This is a major release with a lot of breaking changes but most changes are easy to fix.
It focuses on type safety with the introduction of runtime checks: any call to zimscraperlib API must match the type definition or an exception will be raised.
Documentation is available as docstrings and on https://python-scraperlib.readthedocs.io
Main changes includes:
- ZIM metadata handling has completely changed with new types for each kind of metadata.
- `i18n` module has been redesigned around a single main class `Language`
- New `rewriting` module for HTTML/CSS/JS (that one being done at runtime via Wombat)
- Now supporting only Python 3.12
Added
- Documentation using `mkdocs`, published on readthedocs.com (92)
- `rewriting` module to rewrite URLs in content for generic scrapers
- `rewriting.css` to rewrite URLs in CSS files
- `rewriting.html` to rewrite URLs in HTML files
- `rewriting.js` to rewrite URLs in JS files (at runtime, using `wombat`)
- `wombat-setup` javascript module in `javascript/`
- `typing` module with custom types:
- `Callback` to use where we expect callbacks
- `SupportsWrite`, `SupportsRead`, `SupportsSeeking` `SupportsSeekableRead` and `SupportsSeekableWrite`: protocols for IO type annotations
- `zim.metadata` module with a type-based approach for each kind of metadata and helpers for custom ones
- [`zim.metadata`] `APPLY_RECOMMENDATIONS`: general flag to toggle openZIM-recommended constraints
- [`zim.metadata`] Type-based classes: `Metadata`, `TextBasedMetadata`, `TextListBasedMetadata`, `DateBasedMetadata`, `IllustrationBasedMetadata`
- [`zim.metadata`] Usage-based classes: `NameMetadata`, `LanguageMetadata`, `DefaultIllustrationMetadata`, etc.
- [`zim.metadata`] `StandardMetadataList` to package the standard metadata
- See details for additional API endpoints and variables
- [`constants`] `DEFAULT_WEB_REQUESTS_TIMEOUT` exposed for `download` module
- [`download`] `stream_file()` now accepts `timeout: int` param (defaults to constant timeout) (222)
- [`filesystem`] `path_from` context manager to acquire a pathlib `Path` from `Path` or `TemporaryDirectory`
- [`i18n`] `Language`, `get_language()` and `get_language_or_none()`. See breaking changes
- [`image.optimization`] `OptimizePngOptions` dataclass to store PNG options
- [`image.optimization`] `OptimizeJpgOptions` dataclass to store JPEG options
- [`image.optimization`] `OptimizeGifOptions` dataclass to store WebP options
- [`image.optimization`] `OptimizeOptions` dataclass to store cross-formats options
- [`inputs`] `unique_values()` to deduplicate a list while preserving order
- [`logging`] `DEFAULT_FORMAT_WITH_THREADS` as many scrapers uses threads
- [`video.encoding`] `reencode()`'s `existing_tmp_path` param
- [`zim.filesystem`] `validate_folder_writable()` to ensure one can write into a folder (200)
- [`zim.creator`] `Creator._get_first_language_metadata_value()` to retrieve first language from metadata
- [`zim.items`] `no_indexing_indexdata()` to get an IndexData that disables indexing
- [`zim.items`] `URLItem.get_mimetype()` now only returning `str`
Changed (Breaking)
- Entire API is now type-protected using beartype.

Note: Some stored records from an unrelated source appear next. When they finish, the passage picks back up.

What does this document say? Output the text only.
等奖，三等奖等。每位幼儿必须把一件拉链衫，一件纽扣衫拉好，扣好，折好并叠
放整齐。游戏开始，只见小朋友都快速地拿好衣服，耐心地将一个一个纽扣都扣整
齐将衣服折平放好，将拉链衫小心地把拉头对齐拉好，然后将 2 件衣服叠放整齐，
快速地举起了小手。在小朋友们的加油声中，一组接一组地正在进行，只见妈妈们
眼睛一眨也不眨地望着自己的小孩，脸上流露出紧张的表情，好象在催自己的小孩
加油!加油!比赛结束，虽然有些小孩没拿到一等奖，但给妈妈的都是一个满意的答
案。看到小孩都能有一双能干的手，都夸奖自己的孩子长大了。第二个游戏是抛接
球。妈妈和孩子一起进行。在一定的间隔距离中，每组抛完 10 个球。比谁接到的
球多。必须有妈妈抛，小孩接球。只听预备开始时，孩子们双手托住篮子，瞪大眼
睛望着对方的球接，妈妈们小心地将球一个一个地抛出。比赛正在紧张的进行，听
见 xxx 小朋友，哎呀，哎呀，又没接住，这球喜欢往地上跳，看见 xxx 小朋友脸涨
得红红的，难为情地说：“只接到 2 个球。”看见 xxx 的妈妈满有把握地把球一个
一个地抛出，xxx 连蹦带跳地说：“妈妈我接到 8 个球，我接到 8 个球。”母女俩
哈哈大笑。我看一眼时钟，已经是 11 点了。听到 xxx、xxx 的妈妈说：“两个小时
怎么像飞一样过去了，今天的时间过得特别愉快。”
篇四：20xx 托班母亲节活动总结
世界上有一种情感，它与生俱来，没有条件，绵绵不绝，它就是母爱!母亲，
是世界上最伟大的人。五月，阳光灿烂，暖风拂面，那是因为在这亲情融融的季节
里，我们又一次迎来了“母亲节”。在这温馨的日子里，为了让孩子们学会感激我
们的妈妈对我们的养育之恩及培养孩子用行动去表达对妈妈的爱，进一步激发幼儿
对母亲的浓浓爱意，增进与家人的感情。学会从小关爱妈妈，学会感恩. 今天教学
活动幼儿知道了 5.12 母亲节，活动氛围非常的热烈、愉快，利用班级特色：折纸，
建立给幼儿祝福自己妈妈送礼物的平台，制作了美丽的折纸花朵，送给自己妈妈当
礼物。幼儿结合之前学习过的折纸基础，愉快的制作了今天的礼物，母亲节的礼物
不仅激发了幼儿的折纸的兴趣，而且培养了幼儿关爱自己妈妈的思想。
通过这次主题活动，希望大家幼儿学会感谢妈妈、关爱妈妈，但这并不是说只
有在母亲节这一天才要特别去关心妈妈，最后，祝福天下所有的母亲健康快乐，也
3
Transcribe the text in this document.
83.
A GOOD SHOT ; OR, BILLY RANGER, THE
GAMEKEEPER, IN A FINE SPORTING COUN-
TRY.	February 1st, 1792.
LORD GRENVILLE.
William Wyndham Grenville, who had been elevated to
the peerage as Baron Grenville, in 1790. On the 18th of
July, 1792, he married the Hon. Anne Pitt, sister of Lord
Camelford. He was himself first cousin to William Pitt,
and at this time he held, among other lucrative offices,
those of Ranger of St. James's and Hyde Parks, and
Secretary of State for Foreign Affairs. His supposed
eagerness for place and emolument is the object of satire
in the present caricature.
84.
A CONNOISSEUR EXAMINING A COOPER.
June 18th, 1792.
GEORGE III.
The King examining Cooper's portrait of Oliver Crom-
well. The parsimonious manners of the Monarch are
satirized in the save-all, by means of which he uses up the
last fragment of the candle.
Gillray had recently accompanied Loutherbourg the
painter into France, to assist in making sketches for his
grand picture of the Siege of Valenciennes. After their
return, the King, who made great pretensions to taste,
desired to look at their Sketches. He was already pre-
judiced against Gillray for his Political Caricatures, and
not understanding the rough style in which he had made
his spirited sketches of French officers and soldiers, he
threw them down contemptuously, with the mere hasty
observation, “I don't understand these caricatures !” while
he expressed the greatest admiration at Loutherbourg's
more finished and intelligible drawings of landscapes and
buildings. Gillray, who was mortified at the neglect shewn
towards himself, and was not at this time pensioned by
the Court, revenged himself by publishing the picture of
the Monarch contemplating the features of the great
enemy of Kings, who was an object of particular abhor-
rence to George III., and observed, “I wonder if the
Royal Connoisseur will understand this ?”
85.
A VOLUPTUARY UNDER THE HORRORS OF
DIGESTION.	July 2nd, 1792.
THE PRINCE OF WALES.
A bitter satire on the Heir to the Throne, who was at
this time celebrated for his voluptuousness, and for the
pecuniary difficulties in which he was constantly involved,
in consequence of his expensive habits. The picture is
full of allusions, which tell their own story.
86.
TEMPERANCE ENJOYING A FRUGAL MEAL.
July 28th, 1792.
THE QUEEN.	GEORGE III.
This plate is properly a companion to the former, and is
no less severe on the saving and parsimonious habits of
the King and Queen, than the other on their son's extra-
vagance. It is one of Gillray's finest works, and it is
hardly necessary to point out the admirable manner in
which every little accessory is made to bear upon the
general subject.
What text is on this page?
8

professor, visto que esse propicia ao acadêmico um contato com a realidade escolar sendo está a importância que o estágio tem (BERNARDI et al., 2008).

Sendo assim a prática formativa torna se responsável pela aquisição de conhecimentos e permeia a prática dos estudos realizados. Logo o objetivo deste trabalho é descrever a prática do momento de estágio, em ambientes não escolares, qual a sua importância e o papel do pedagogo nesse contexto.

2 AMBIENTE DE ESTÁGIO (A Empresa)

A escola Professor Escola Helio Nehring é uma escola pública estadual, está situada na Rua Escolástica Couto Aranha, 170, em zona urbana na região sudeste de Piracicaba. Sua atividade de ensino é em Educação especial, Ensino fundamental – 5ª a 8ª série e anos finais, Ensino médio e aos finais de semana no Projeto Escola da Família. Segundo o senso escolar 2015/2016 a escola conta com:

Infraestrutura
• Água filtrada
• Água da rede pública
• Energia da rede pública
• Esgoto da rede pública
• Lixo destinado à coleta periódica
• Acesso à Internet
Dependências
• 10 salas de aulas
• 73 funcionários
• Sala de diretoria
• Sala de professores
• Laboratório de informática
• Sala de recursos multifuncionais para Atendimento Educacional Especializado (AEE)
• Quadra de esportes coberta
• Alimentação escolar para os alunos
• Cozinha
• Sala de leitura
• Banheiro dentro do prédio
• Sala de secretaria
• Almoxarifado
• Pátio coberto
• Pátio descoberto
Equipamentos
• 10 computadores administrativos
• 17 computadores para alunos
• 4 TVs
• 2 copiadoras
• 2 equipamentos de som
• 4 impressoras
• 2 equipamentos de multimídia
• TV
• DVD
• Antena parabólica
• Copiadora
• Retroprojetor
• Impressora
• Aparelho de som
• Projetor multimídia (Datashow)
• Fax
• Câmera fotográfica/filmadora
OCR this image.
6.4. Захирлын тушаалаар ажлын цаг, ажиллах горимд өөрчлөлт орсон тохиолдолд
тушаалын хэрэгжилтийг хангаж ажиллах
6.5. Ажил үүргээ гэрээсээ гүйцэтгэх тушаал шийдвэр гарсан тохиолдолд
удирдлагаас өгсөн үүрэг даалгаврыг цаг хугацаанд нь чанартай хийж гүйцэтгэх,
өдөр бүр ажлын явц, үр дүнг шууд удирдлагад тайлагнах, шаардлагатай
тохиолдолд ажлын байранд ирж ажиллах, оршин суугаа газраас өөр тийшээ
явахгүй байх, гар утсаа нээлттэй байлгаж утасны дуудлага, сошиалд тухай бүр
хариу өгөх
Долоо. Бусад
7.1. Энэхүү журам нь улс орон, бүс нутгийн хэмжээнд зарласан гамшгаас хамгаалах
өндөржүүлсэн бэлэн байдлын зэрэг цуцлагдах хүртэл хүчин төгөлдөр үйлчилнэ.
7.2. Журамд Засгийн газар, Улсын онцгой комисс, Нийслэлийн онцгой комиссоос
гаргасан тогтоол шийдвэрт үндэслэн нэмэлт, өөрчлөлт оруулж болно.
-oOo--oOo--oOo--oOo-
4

Any call to scraperlib that doesn't satisfy the annotated types will raise an exception
- [`constants`] `MANDATORY_ZIM_METADATA_KEYS` and `DEFAULT_DEV_ZIM_METADATA` moved to `zim/metadata`
- [`download`] `YoutubeDownloader.download`'s `options` parameters now expect an `dict[str, Any]` instead of `dict`
- [`download`] `YoutubeConfig` options now limited to `str | bool | int | None`
- [`download`] `_get_retry_adapter()` now exposed as `get_retry_adapter()`
- [`download`] `stream_file`'s `byte_stream' param now more flexible, accepting `SupportsWrite[bytes] | SupportsSeekableWrite[bytes]`
- [`download`] `stream_file`'s `proxies` param now accepting `dict[str, str]` instead of `dict`
- [`filesystem`] `delete_callback()` is now a simple callback accepting an `fpath` and deleting it (doesn't chain other callback anymore).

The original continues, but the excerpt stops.